Patterns by agent type

Customer support

s0:  [lookup_ticket]                                           ← always
s1:  [lookup_ticket, escalate_to_human (hold), close_ticket]   ← after lookup
any: [respond_freely, end_call]
Prompt focus: “Use lookup_ticket for any ticket question. Only escalate_to_human after checking the ticket. Don’t promise outcomes you can’t verify.”

Booking / reservations

s0:  [check_availability, cancel_reservation]                          ← always
s1a: [check_availability, create_reservation, cancel_reservation]      ← if available
s1b: [check_availability, add_to_waitlist, cancel_reservation]         ← if full
Prompt focus: “Confirm party size, date, time.

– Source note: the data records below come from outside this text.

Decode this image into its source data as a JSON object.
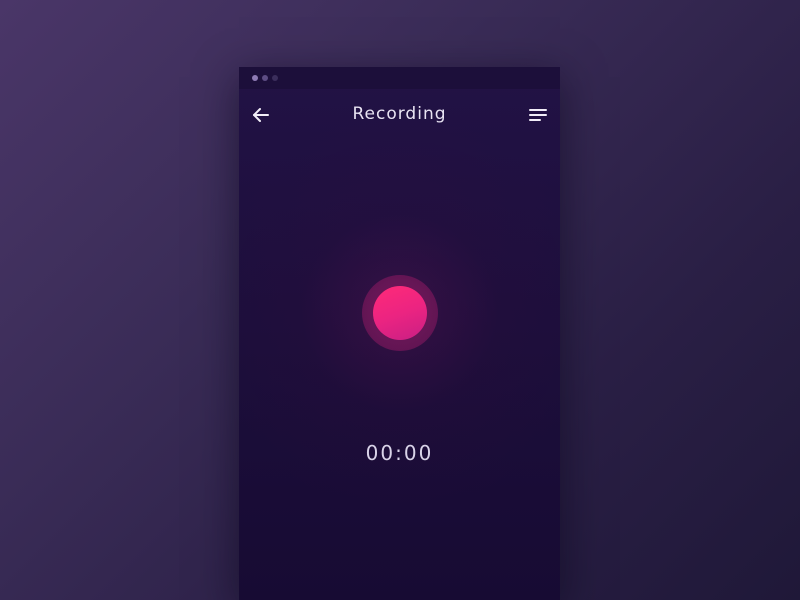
{
  "status_bar": {
    "dots": [
      "dot",
      "dot",
      "dot"
    ]
  },
  "header": {
    "title": "Recording",
    "back_icon": "arrow-left-icon",
    "menu_icon": "menu-lines-icon"
  },
  "recorder": {
    "button_icon": "record-icon",
    "accent_color": "#ff2a78",
    "timer": "00:00"
  },
  "colors": {
    "background": "#3a2c57",
    "panel": "#1d0f3d",
    "title_text": "#e8e3f2"
  }
}
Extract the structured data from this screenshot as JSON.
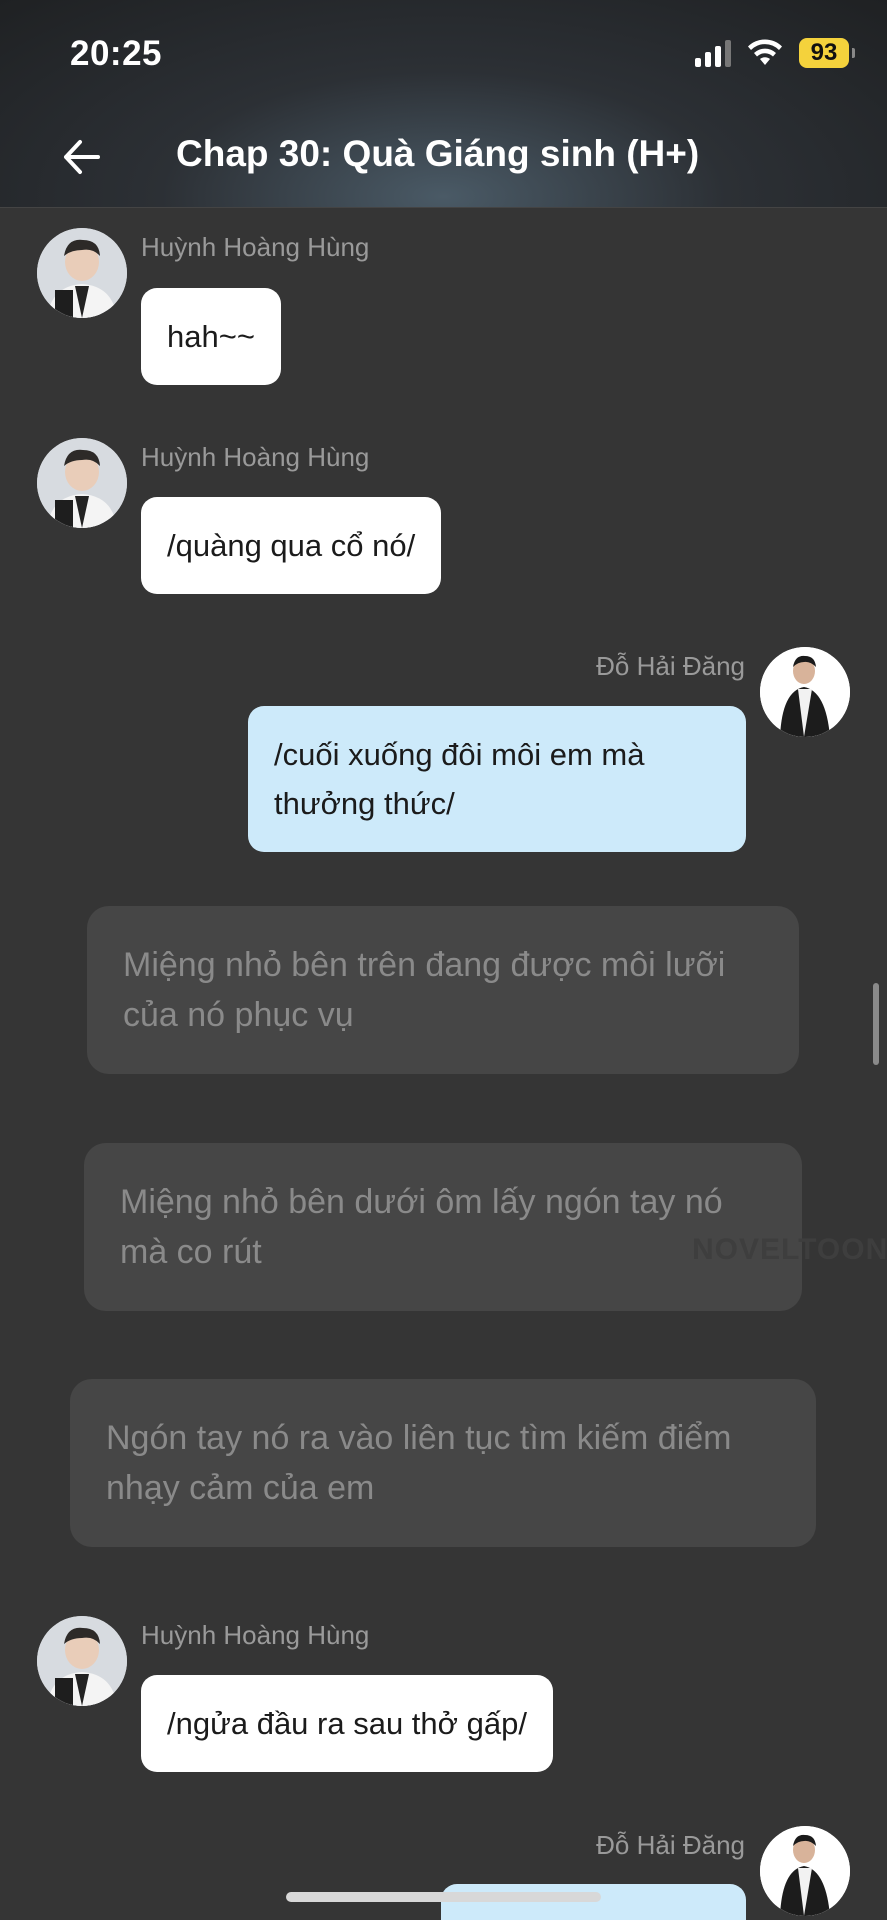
{
  "status_bar": {
    "time": "20:25",
    "battery": "93"
  },
  "header": {
    "title": "Chap 30: Quà Giáng sinh (H+)"
  },
  "messages": [
    {
      "sender": "Huỳnh Hoàng Hùng",
      "text": "hah~~"
    },
    {
      "sender": "Huỳnh Hoàng Hùng",
      "text": "/quàng qua cổ nó/"
    },
    {
      "sender": "Đỗ Hải Đăng",
      "text": "/cuối xuống đôi môi em mà thưởng thức/"
    },
    {
      "narration": "Miệng nhỏ bên trên đang được môi lưỡi của nó phục vụ"
    },
    {
      "narration": "Miệng nhỏ bên dưới ôm lấy ngón tay nó mà co rút"
    },
    {
      "narration": "Ngón tay nó ra vào liên tục tìm kiếm điểm nhạy cảm của em"
    },
    {
      "sender": "Huỳnh Hoàng Hùng",
      "text": "/ngửa đầu ra sau thở gấp/"
    },
    {
      "sender": "Đỗ Hải Đăng",
      "text": ""
    }
  ],
  "watermark": "NOVELTOON",
  "icons": {
    "back": "arrow-left-icon",
    "signal": "cellular-signal-icon",
    "wifi": "wifi-icon",
    "battery": "battery-icon"
  },
  "colors": {
    "background": "#353535",
    "bubble_left": "#ffffff",
    "bubble_right": "#cdeafa",
    "narration": "#464646",
    "battery": "#f4d23c"
  }
}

Call check_availability. If open, offer it and book. If not, offer the next two times or the waitlist.” The next tool depends on the prior result. Don’t expose both create_reservation and add_to_waitlist simultaneously. The model picks the wrong one ~30% of the time.

Banking / account

s0:  [verify_identity (hold)]                                  ← gatekeeper
s1:  [get_balance, list_recent_transactions]                   ← after auth
s2:  [start_transfer, dispute_charge (hold), close_account]    ← actions
any: [end_call]
Prompt focus: “Before sharing any account info, call verify_identity. Never quote a balance or transaction you haven’t fetched. Never promise a dispute outcome; only the system can.” The anti-fabrication clause matters most here. A bank agent inventing a balance is a P0.

Debugging

Tool never fires

  • Description too vague. Name the user phrases that should trigger it.
  • System prompt missing “default to calling” wording.
  • Too many tools (>10). Drop or split via progressive reveal.
  • Add a few-shot example to the system prompt. This is the strongest signal.

Wrong arguments

  • Parameter description missing format/example. Add (e.g. 2026-04-30), or set examples/pattern. See Parameter hints.
  • Free-text where you want fixed buckets. Use enum.
  • User says the value multiple ways. Normalise in the description.

Agent invents a result

Most common cause: the model is being asked to do something after a tool result without having actually called the tool. Two fixes, used together:
  1. Progressive reveal: gate the commit tool behind the read tool.
  2. Anti-fabrication clause in the prompt (see above).

Tool fires repeatedly

  • tool.result arriving while last_event is reply.started. Make sure your handler flushes on reply.done.
  • Tool slower than timeout_seconds. Agent gets internal timeout, user tries again. Bump the timeout.

Tool fires when it shouldn’t

Description is too broad. Add explicit anti-triggers:
**Use this for**: weather questions.
**Do not call for**: general chit-chat, scheduling, or any non-weather topic.